Les scientifiques ont pu identifier que le virus est un type de coronavirus comme ceux qui causent le rhume, le syndrome respiratoire aigu sévère (SRAS) et le syndrome respiratoire du Moyen-Orient (MERS), qui ont provoqué des épidémies en 2003 et 2012, respectivement.

Le coronavirus humain a été identifié pour la première fois dans les années 1960 et se distingue par des structures en forme de bâtons qui couvrent toute sa surface, donnant l'apparence de la couronne du soleil en micrographie électronique. Sa structure génétique est composée d'un seul brin d'acide ribonucléique (ARN) entouré d'une enveloppe constituée d'une membrane protéique hérissée.

Le virus COVID-19 envahit les cellules des voies respiratoires supérieures de l'homme en utilisant d'abord ses protéines en pointes pour se fixer à la membrane d'une cellule hôte puis en s’y fusionnant. À ce stade, le virus peut libérer son ARN, ses codes génétiques, dans la cellule, réquisitionnant ainsi l'appareil génétique de l'hôte pour reproduire le virus en grand nombre.

Ces nouveaux virions sont relâchés dans les espaces extracellulaires, se propageant plus loin dans l'hôte. Ils sont également expectorés dans l'environnement, où ils peuvent infecter d'autres personnes et propager la maladie. Le cycle de vie du virion dans la cellule hôte finit par détruire la cellule hôte, mais il entraîne également une intense réponse immunitaire de l'hôte.

La nature mortelle du virus COVID-19 est due au fait que le système immunitaire de l'hôte déclenche une surcharge, dans un processus peu compris qui surproduit des substances chimiques connues sous le nom de cytokines dans ce qu'on appelle une tempête de cytokines.

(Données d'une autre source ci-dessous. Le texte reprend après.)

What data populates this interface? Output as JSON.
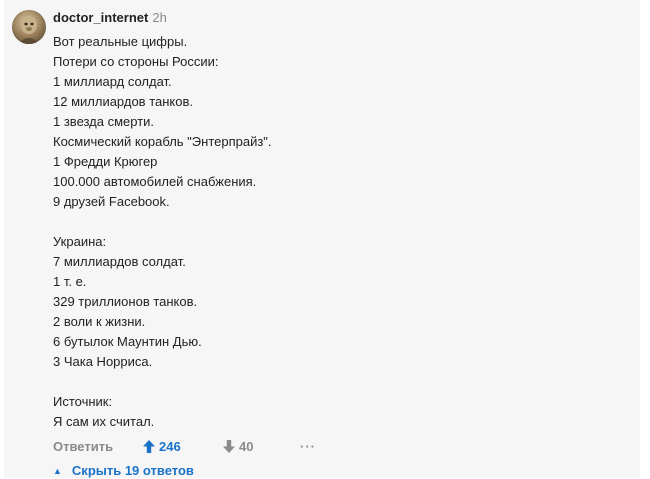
{
  "comment": {
    "username": "doctor_internet",
    "time": "2h",
    "lines": [
      "Вот реальные цифры.",
      "Потери со стороны России:",
      "1 миллиард солдат.",
      "12 миллиардов танков.",
      "1 звезда смерти.",
      "Космический корабль \"Энтерпрайз\".",
      "1 Фредди Крюгер",
      "100.000 автомобилей снабжения.",
      "9 друзей Facebook.",
      "",
      "Украина:",
      "7 миллиардов солдат.",
      "1 т. е.",
      "329 триллионов танков.",
      "2 воли к жизни.",
      "6 бутылок Маунтин Дью.",
      "3 Чака Норриса.",
      "",
      "Источник:",
      "Я сам их считал."
    ]
  },
  "actions": {
    "reply_label": "Ответить",
    "upvotes": "246",
    "downvotes": "40",
    "more_label": "···",
    "upvote_color": "#1a73c8",
    "muted_color": "#8a8a8a"
  },
  "replies": {
    "hide_label": "Скрыть 19 ответов",
    "icon": "caret-up-icon"
  },
  "icons": {
    "avatar": "user-avatar",
    "upvote": "arrow-up-icon",
    "downvote": "arrow-down-icon",
    "more": "more-icon"
  }
}
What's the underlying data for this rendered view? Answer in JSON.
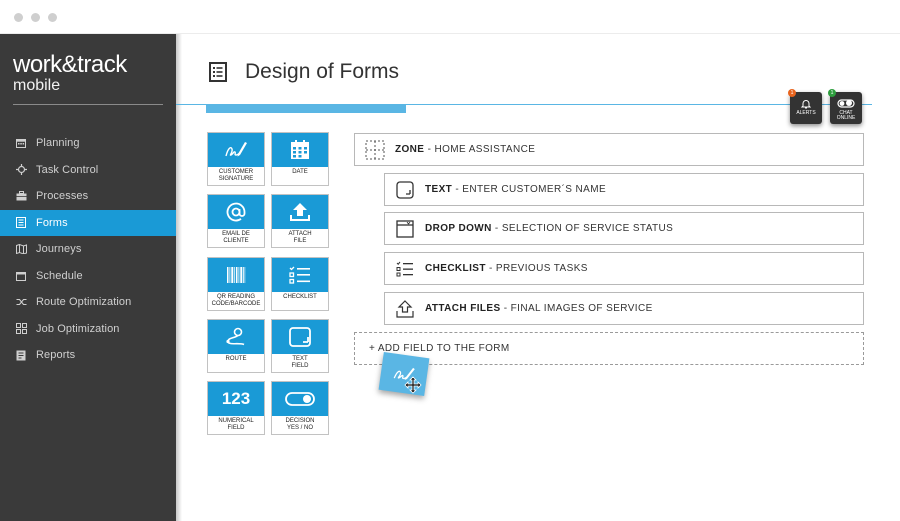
{
  "brand": {
    "name_main": "work&track",
    "name_sub": "mobile"
  },
  "sidebar": {
    "items": [
      {
        "label": "Planning",
        "icon": "calendar-icon",
        "active": false
      },
      {
        "label": "Task Control",
        "icon": "crosshair-icon",
        "active": false
      },
      {
        "label": "Processes",
        "icon": "briefcase-icon",
        "active": false
      },
      {
        "label": "Forms",
        "icon": "form-icon",
        "active": true
      },
      {
        "label": "Journeys",
        "icon": "map-icon",
        "active": false
      },
      {
        "label": "Schedule",
        "icon": "calendar-icon",
        "active": false
      },
      {
        "label": "Route Optimization",
        "icon": "route-icon",
        "active": false
      },
      {
        "label": "Job Optimization",
        "icon": "grid-icon",
        "active": false
      },
      {
        "label": "Reports",
        "icon": "report-icon",
        "active": false
      }
    ]
  },
  "header": {
    "title": "Design of Forms",
    "alerts": {
      "label": "ALERTS",
      "count": "1"
    },
    "chat": {
      "label_line1": "CHAT",
      "label_line2": "ONLINE",
      "count": "1"
    }
  },
  "palette": {
    "items": [
      {
        "label1": "CUSTOMER",
        "label2": "SIGNATURE",
        "icon": "signature-icon"
      },
      {
        "label1": "DATE",
        "label2": "",
        "icon": "calendar-icon"
      },
      {
        "label1": "EMAIL DE",
        "label2": "CLIENTE",
        "icon": "at-icon"
      },
      {
        "label1": "ATTACH",
        "label2": "FILE",
        "icon": "upload-icon"
      },
      {
        "label1": "QR READING",
        "label2": "CODE/BARCODE",
        "icon": "barcode-icon"
      },
      {
        "label1": "CHECKLIST",
        "label2": "",
        "icon": "checklist-icon"
      },
      {
        "label1": "ROUTE",
        "label2": "",
        "icon": "route-icon"
      },
      {
        "label1": "TEXT",
        "label2": "FIELD",
        "icon": "text-field-icon"
      },
      {
        "label1": "NUMERICAL",
        "label2": "FIELD",
        "icon": "numeric-icon",
        "tile_text": "123"
      },
      {
        "label1": "DECISION",
        "label2": "YES / NO",
        "icon": "toggle-icon"
      }
    ]
  },
  "form": {
    "zone": {
      "label": "ZONE",
      "description": " - HOME ASSISTANCE"
    },
    "fields": [
      {
        "label": "TEXT",
        "description": " - ENTER CUSTOMER´S NAME",
        "icon": "text-field-icon"
      },
      {
        "label": "DROP DOWN",
        "description": " - SELECTION OF SERVICE STATUS",
        "icon": "dropdown-icon"
      },
      {
        "label": "CHECKLIST",
        "description": " - PREVIOUS TASKS",
        "icon": "checklist-icon"
      },
      {
        "label": "ATTACH FILES",
        "description": " - FINAL IMAGES OF SERVICE",
        "icon": "attach-icon"
      }
    ],
    "add_label": "+ ADD FIELD TO THE FORM"
  },
  "colors": {
    "accent": "#1a9ad6",
    "accent_light": "#5ab6e4",
    "sidebar": "#3a3a3a",
    "alert_badge": "#e8641e",
    "chat_badge": "#2e9e3e"
  }
}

La production de cytokines fait partie de la réponse immunitaire naturelle de l'organisme, visant à détruire le virus envahisseur. Pour une raison inconnue, en réponse au virus COVID-19, les cytokines sont produites en quantités tellement importantes qu'elles peuvent provoquer des niveaux dangereux d'inflammation dans les poumons et le système respiratoire, qui conduisent à une insuffisance respiratoire.

On sait que la grippe et d'autres infections virales provoquent une telle augmentation des réponses immunitaires. Parmi les autres manifestations cliniques, on peut citer des dommages cardiovasculaires, gastro-intestinaux et neurologiques graves, sous-produits d'une défaillance de plusieurs organes, ou une infection virale disséminée qui peut tuer l'hôte.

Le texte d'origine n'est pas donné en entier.